USA TODAY
Witnesses at a Senate hearing Thursday pinned much of the blame for California’s electricity crisis last year on Enron Corp.
Chaos in the state’s deregulated energy market produced scattered power outages. A year later, rolling blackouts are gone, but fallout persists: high utility bills, costly long-term supply contracts and political woes for Gov. Gray Davis.
“Enron played a key role in what happened to the people of California,” said Sen. Barbara Boxer, D-Calif., who arranged the hearing in Washington to put the spotlight on the energy company, which is in bankruptcy protection.
State Sen. Joe Dunn, a Democrat who heads an investigation by the California Legislature, said in testimony that Houston-based Enron falsely promised lower electricity prices for homeowners in lobbying for the 1996 law that partially deregulated California’s electric utilities. The law forced utilities to sell their generating plants to wholesalers, who were to compete in setting power prices. Enron became a middleman, brokering deals between wholesalers and utilities.
“The deregulation, led by Enron, has become perhaps the greatest fraud ever perpetrated on the American consumer,” Dunn said.

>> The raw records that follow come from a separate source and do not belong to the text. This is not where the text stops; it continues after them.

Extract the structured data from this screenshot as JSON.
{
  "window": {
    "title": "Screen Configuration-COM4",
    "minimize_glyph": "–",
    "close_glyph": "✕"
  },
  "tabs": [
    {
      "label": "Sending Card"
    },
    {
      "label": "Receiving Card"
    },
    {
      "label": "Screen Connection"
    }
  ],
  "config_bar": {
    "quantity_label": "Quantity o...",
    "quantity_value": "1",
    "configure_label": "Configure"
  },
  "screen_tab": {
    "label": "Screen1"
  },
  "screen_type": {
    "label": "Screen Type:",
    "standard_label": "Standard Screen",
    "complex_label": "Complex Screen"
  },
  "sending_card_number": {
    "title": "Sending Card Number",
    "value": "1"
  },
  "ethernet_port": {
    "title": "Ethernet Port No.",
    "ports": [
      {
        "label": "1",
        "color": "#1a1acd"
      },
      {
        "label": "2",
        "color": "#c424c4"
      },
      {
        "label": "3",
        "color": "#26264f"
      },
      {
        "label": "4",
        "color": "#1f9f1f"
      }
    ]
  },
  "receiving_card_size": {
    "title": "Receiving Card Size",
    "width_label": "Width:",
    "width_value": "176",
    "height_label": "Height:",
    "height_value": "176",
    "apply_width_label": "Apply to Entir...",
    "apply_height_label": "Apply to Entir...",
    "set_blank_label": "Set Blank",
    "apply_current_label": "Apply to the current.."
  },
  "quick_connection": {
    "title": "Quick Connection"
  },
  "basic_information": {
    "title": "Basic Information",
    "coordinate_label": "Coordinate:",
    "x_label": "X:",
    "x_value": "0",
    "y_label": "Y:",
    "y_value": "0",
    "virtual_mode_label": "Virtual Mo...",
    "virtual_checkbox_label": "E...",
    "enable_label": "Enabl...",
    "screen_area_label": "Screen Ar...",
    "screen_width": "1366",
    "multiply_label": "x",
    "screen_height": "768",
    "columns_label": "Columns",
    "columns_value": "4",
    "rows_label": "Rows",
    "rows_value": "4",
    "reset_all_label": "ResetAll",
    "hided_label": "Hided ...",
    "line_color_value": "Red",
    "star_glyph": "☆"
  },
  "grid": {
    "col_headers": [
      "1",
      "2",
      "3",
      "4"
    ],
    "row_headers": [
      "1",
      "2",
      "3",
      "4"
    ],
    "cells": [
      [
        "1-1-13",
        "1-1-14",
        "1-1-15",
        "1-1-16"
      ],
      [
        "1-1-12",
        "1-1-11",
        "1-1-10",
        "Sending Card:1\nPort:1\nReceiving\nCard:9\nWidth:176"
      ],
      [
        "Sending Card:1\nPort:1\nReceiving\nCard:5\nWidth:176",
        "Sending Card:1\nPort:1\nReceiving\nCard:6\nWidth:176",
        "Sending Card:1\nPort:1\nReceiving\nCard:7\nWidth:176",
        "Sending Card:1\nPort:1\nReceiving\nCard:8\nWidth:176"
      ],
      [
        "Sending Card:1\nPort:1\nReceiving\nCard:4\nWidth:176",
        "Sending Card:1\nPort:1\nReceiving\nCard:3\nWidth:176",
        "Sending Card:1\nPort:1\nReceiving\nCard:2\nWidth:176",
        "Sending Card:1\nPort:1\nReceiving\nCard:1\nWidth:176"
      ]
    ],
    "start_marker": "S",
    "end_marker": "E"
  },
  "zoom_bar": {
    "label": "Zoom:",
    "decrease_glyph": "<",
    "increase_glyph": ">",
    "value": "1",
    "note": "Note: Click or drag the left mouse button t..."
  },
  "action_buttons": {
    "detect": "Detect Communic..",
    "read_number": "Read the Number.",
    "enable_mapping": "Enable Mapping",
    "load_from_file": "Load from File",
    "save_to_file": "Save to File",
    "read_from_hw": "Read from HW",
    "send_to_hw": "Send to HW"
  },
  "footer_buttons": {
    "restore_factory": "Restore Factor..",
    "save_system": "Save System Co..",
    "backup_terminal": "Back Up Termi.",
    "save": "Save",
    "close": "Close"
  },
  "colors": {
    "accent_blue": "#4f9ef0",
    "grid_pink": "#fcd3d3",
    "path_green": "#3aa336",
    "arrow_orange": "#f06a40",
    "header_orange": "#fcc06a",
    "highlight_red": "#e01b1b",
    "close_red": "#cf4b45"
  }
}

No Enron officials appeared at the Senate commerce committee hearing. Eric Thode, a company spokesman, said, “We have cooperated and will continue to cooperate with the committee’s investigation, as we have cooperated with numerous previous investigations which found that the market’s structure was the cause of California’s energy crisis, not Enron.”
Dunn said Enron worked to control market prices through “aggressive” trading that built a commanding inventory of electricity and natural gas, which many California power plants use to generate electricity.
Natural gas prices in California rose in December 2000 to five times as high as those at Texas wellheads. In April 2001, wholesale electricity was selling for $201 a megawatt-hour — a 528% increase from a year earlier. A megawatt-hour powers 750 homes for an hour.
Loretta Lynch, the chairwoman of the state’s Public Utilities Commission, said Enron manipulated prices by trading electricity among five of its affiliates. “These were sham transactions, causing the price to rise with each supposed sale,” she said.
S. David Freeman, chairman of California’s Consumer Power and Conservation Financing Authority, testified that Enron leaned on the Federal Energy Regulatory Commission not to step in when prices rose. After months of inaction, FERC imposed caps on the wholesale price of electricity in 11 Western states.
The mushrooming prices threatened California’s three major privately owned utilities with financial ruin. One, Pacific Gas and Electric, declared bankruptcy. The administration of Davis, a Democrat, spent $13 billion to buy high-priced electricity on the utilities’ behalf to end blackouts.
Passed along to consumers, the extra costs have added $40 to the average family’s monthly electricity bill, says Doug Heller of the Foundation for Taxpayer and Consumer Rights, an advocacy group in Santa Monica, Calif.
Last spring, the state signed 56 contracts with companies to pay $43 billion for power over 20 years. At the time, Davis said the average price of $70 a megawatt-hour was a bargain. But market prices have dropped to $30 with the price caps and the opening of new power plants. Republican Bill Simon Jr. has criticized the contracts as he campaigns to unseat Davis in November.
The state is trying to rewrite the contracts. Meanwhile, California Attorney General Bill Lockyer is investigating Enron‘s marketing practices. He also has filed civil complaints for damages against six other energy suppliers.